The first is God, as revealed in Jesus. Where the Old Testament portraits of God can feel murky and pixelated, the New Testament shows us a much clearer picture of God. Tethering yourself to Jesus allows us to hold tight to him while we wonder about other issues.
The second is God, as revealed in Creation. It’s no secret that I find Creation to be absolutely life-giving. But that’s because I see God’s character written all over it! There are some really important truths that we can gather from creation--how God relates to us, how we are to respond to God, God’s Beauty and Power. Even in the passing of a thunderstorm, I am simultaneously in awe of God’s Creativity in designing a universe that spawns thunderstorms and reminded of my smallness in the midst of it all.
3. Finally, find someone whom you trust to share this struggle.

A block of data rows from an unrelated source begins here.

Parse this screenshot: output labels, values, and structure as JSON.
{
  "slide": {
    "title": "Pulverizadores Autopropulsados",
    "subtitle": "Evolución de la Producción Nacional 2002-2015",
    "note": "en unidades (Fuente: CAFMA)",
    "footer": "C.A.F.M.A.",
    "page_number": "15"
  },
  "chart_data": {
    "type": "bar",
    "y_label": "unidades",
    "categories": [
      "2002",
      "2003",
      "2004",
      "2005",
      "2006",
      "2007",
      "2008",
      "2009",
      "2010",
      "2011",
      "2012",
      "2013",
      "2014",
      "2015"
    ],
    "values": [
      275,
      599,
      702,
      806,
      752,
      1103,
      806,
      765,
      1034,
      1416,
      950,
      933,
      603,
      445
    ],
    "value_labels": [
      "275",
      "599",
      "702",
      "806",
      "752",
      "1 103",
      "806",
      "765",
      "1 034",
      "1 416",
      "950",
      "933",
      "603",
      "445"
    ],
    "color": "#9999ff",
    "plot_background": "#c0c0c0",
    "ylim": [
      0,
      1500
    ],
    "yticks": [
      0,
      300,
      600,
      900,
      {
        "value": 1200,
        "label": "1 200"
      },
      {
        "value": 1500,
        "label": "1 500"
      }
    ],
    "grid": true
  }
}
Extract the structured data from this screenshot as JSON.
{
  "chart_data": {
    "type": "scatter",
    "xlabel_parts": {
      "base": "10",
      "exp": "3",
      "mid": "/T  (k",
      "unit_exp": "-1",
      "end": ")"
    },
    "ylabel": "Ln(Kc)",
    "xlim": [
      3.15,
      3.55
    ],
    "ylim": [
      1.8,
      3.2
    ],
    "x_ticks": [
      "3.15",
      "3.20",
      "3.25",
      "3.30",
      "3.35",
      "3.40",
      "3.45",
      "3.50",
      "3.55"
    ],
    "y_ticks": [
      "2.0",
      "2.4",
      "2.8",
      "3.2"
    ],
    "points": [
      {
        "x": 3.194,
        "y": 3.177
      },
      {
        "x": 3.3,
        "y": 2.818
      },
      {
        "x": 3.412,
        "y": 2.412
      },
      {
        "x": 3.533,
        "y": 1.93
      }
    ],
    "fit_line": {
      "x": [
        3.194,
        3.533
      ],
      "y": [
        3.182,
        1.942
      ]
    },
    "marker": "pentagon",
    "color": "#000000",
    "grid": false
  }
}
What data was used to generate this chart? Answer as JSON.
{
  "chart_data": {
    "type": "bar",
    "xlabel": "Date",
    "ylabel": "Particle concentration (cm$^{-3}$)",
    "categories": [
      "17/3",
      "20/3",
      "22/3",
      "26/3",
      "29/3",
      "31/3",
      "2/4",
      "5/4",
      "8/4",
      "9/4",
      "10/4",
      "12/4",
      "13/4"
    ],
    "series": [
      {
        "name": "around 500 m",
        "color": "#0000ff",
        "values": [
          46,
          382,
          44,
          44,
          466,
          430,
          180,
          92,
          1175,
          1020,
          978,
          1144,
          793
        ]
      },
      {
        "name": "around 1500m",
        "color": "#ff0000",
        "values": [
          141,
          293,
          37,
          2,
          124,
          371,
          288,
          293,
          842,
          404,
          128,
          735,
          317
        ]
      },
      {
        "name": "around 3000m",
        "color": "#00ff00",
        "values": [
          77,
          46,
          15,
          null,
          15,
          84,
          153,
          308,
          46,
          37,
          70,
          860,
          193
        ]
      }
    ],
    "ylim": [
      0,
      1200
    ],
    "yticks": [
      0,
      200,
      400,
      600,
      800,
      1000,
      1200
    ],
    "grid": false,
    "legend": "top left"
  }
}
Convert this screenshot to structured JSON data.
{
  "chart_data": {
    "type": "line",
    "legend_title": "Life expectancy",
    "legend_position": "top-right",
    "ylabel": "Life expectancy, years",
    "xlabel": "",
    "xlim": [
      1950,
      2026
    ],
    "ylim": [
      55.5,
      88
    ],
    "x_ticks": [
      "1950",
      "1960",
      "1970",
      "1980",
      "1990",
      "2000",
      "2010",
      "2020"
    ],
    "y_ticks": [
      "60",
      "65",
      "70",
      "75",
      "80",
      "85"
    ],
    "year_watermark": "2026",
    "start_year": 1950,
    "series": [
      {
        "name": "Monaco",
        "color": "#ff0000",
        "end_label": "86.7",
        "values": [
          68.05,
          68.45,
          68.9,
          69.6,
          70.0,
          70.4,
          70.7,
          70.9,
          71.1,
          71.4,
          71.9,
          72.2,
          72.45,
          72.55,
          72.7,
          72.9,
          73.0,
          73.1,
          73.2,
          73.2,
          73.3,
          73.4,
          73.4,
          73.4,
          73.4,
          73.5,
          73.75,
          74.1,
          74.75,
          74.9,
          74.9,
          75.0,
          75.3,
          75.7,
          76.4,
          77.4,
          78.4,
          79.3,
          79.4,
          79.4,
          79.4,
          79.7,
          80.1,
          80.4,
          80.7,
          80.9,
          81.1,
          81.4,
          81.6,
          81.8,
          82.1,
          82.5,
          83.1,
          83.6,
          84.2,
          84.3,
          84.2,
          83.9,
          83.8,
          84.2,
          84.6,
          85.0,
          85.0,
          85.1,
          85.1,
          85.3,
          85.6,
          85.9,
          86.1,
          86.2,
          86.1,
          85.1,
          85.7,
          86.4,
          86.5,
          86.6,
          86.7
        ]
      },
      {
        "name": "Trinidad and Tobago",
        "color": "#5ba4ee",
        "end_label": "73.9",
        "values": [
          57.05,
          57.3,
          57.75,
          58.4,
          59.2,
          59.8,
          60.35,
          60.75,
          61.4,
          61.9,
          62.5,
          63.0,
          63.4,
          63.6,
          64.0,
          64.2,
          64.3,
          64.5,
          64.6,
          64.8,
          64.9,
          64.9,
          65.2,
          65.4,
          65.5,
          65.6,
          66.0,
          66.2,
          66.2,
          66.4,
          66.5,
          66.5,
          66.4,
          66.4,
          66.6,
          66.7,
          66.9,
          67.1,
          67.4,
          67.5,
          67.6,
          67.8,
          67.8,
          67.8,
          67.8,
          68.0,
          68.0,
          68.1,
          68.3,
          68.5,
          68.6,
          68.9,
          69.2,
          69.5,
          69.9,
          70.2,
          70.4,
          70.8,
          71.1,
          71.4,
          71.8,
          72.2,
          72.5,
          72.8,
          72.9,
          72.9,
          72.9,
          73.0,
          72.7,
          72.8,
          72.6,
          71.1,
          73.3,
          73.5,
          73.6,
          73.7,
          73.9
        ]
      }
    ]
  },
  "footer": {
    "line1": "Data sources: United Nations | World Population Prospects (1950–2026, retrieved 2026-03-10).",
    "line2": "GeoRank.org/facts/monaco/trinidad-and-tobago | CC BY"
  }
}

Even Helen Hunt had Bill Paxton. (Okay, okay, I’ll stop with the Twister references!) I have been amazed time and time again how, after sharing with another human being some of my questions and “wonderings”...I find that they have experienced those same doubts.
Pete Enns is a wealth of understanding and knowledge--both of the Bible--but also in how to wrestle well with it. And he recently posted this quote online:
“No matter how painful, lost and adrift or out-of-sync you feel, you are not failing at faith. You are actually expressing a normal, inevitable and necessary dimension of the journey of faith.”
And I know we’ve said this before, but it is so important: asking questions and acknowledging doubts doesn’t mean you’re doing this Jesus-thing wrong. It means your mind and heart are engaged and you are taking steps towards greater understanding!
If you find yourself in this stage of disorientation, deconstruction, or something like that...be encouraged. The God of the Universe can handle your hard questions. Tether yourself to the God revealed in Jesus and hang on tight! You may see and experience more AWE-some beauty walking through this storm (tornado) than if you’d avoided it all together.